We are currently observers, but are okay with being either, as appropriate for the investment.
How do you manage the connection between your group and the core business units to ensure the transfer of technology and capabilities?
We are structured for strategic value in a way that makes the connection quite tight. We invest off strategic themes which are agreed with the company and give us focus – not 100% focus because we also need room for the new. All our investments need to have some sort of collaboration in place at the time of the investment. The lightest form of that is a strategic alliance, which has a business owner and plan for engagement that the venture group helps to make sure happens. The engagement can evolve from there to a full commercial relationship. Our group also frequently collaborates with the businesses to develop strategy, as well as to help structure a partnership and negotiate a deal.
Are you seeing new products, services and business models that are brought together in different ways to the current business – what I would term innovative new value chains?
Absolutely. That has been especially true over the past five to 10 years for telematics and other sensor-based technologies, that can be integrated into insurance in either light form or very disruptive ways. However, some of the biggest news in the insurance tech space is not a new business model, it is the startup ecosystem harnessing the existing insurance value chain to create new insurance-like companies – a new twist on an existing business model.
What do you see as the key challenges in corporate venturing?
A primary challenge in corporation venturing is achieving strategic value, which impacts the longevity of a corporate VC. Companies often focus more on the tactical choices to set up a venture group, and less on setting up the specific execution processes to deliver strategic value to both the corporate and the portfolio company. To achieve the desired strategic value from investments and partnerships, the corporate has to do some things that are traditionally very difficult, such as create futures under uncertainty, partner startup companies and create optionality. None of these are easy to do for companies that are used to forcing certainty, working with other large companies as vendors, and picking single linear paths forward.
How do you measure your financial and strategic performance.
Financial performance is pretty standard. On the strategic side we are looking to learn and have a measurable impact on our corporation. For the measurable impact, we look at a number of parameters, including both revenue growth and retention. For learning, although measurement is hard, we know when we have made a strategic decision differently than we otherwise would have as a result of learnings from our venture activities.
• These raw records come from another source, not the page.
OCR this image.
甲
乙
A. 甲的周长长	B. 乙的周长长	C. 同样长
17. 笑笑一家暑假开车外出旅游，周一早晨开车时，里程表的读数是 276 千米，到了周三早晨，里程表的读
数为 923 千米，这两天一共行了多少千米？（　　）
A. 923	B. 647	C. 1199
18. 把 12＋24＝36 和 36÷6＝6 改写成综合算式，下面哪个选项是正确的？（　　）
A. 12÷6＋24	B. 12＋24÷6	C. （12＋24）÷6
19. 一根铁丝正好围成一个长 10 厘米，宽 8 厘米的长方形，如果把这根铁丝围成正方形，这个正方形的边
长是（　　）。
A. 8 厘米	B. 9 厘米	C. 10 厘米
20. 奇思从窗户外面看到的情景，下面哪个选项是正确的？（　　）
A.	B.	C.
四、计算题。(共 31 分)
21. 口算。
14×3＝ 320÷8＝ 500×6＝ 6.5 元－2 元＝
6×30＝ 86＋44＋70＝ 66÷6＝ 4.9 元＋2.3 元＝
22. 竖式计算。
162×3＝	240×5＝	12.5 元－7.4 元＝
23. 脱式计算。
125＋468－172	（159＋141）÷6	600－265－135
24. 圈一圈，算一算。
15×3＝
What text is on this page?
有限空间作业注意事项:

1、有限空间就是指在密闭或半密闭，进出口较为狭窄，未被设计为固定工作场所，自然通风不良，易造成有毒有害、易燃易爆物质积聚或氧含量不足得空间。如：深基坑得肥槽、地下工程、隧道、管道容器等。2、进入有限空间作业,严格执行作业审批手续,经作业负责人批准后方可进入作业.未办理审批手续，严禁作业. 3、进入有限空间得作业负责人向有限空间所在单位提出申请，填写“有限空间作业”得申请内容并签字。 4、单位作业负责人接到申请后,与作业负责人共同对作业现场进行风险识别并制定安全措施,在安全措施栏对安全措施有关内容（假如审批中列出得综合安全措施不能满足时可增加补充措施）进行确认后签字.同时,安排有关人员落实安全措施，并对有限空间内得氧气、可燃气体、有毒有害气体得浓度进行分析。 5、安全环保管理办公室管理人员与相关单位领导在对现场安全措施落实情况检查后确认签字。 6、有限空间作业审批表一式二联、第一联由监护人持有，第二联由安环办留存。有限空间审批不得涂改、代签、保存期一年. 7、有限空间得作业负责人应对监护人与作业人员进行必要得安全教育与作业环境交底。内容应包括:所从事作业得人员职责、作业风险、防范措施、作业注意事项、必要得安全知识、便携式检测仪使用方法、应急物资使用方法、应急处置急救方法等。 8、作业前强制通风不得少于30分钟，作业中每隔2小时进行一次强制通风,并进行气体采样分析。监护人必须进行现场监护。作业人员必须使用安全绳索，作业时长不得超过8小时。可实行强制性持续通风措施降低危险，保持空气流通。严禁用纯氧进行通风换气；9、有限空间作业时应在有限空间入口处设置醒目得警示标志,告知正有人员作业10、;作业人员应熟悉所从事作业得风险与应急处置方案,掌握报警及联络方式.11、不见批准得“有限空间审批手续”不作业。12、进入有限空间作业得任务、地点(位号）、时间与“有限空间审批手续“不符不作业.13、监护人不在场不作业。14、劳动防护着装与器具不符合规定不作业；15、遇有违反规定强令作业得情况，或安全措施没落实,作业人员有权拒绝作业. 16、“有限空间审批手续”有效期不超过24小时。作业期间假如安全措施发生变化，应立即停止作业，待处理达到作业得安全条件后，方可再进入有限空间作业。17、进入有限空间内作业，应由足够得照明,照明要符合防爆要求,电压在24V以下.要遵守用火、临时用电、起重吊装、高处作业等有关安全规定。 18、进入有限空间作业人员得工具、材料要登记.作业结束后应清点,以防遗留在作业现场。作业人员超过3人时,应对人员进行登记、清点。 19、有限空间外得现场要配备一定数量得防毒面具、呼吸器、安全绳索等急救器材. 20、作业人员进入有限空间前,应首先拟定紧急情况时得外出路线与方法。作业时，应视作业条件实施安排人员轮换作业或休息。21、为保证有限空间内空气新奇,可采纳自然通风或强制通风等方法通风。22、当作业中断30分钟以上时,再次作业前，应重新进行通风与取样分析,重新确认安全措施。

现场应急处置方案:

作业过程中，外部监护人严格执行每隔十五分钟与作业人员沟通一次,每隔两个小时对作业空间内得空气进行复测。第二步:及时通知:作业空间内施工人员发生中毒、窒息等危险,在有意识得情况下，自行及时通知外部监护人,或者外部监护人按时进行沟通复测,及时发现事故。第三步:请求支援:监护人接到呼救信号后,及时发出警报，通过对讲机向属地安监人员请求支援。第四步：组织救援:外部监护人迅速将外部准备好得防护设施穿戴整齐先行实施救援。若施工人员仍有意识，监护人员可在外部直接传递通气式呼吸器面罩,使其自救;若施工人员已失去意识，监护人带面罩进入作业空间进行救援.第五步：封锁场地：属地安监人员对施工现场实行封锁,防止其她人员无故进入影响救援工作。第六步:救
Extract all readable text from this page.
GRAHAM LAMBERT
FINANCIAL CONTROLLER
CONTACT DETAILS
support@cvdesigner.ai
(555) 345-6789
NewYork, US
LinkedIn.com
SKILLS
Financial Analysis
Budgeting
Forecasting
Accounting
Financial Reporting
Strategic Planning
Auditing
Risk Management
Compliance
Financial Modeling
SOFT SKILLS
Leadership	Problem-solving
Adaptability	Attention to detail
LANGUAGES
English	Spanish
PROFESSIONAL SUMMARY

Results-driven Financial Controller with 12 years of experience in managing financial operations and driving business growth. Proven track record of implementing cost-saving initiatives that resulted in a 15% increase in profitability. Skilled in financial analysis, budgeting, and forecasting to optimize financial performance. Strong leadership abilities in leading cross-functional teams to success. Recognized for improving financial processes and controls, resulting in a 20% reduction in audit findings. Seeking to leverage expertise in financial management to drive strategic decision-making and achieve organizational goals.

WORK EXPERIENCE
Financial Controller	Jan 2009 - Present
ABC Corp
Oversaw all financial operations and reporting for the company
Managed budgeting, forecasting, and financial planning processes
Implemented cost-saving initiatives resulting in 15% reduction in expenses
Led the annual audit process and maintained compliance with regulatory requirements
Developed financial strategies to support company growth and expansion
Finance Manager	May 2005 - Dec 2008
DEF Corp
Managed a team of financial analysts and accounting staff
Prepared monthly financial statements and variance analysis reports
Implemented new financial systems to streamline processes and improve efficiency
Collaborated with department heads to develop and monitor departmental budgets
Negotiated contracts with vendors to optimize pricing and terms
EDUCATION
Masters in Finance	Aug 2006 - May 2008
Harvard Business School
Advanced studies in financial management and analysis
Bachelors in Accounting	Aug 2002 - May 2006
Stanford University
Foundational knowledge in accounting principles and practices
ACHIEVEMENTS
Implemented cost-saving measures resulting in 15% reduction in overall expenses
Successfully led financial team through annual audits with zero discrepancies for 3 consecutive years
Illustrate what you have described with a couple of examples of recent investments or collaborations.
Two of our investments, Augury and Waygum, are in the IoT sector, which is an area where we are active strategically. Augury marries machine learning and predictive maintenance, while Waygum offers a mobile back-end for IoT that we see as being like a universal remote control. Both investments are early-stage, so the collaborations are as well. We are in the learning and piloting stages. With both companies we started with a strategic alliance and, with Waygum our earlier investment, we have progressed to a pilot that will both help us tremendously with a current significantly-sized pilot and help Waygum get points on the board. So far, so good.
What do you do to relax?
Yoga, looking out at the ocean, feeding my brain with non-venturing stimuli, reading, and spending time with friends and family.